Both MFI marks are issued under public standards. Anyone can read them, cite them, or audit a certification against them. The standards are versioned, dated, and published as PDFs.
The CSF certifies that a sound recording was produced without generative AI. Detection uses a documented scoring methodology with thresholds defined in the standard. Recordings flagged as indeterminate are reviewed by a trained analyst.
The standard defines the scoring algorithm, accepted detection sources, the thresholds for each tier (Verified, Confident, Probable, Attestation Required, Not Certified), the analyst review protocol, and the appeal process.
The CEP certifies that a sound recording was produced without grid correction, pitch correction, or generative AI. Foundational tracks must have been recorded simultaneously. Each submission is individually reviewed by a trained analyst.
The standard defines the production criteria, the analyst review checklist, accepted recording practices (multitrack, overdubbing, effects, mixing), prohibited practices (quantization, pitch correction, generative AI), evidence requirements, and the reconsideration process.
Standards are republished when methodology, thresholds, or review protocols change. Older versions remain available for reference.
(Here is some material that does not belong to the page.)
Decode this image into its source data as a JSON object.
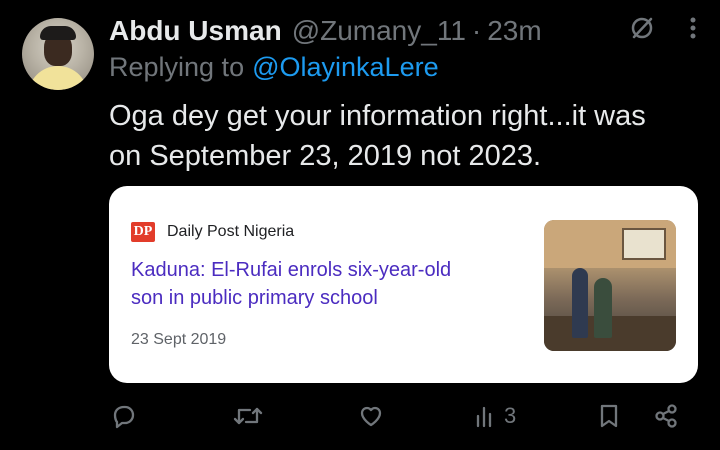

| Date | Mark | Version | Summary |
|---|---|---|---|
| March 31, 2026 | CSF | v2.0 | Updated detection methodology, scoring thresholds, and analyst review protocols. PDF |
| March 31, 2026 | CEP | v1.2 | Refined the foundational-tracks criterion, added analyst checklist for hybrid live/studio recordings. PDF |
A short summary of how each certification flows from submission to public record. The full procedure is documented in each standard's PDF.
Each track is scanned with documented AI detection. Scores below the Verified threshold publish automatically. Scores in the indeterminate range are queued for analyst review. Scores above the Not Certified threshold are rejected with a written decision.
Every CEP submission is reviewed by a trained analyst against the published checklist. The analyst evaluates production methodology, not sound quality. Decisions are written and appealable within 30 days.
Certified recordings receive a unique ID and are published in the public registry. The audio file is deleted after review. A SHA-256 hash of the file is retained permanently for verification.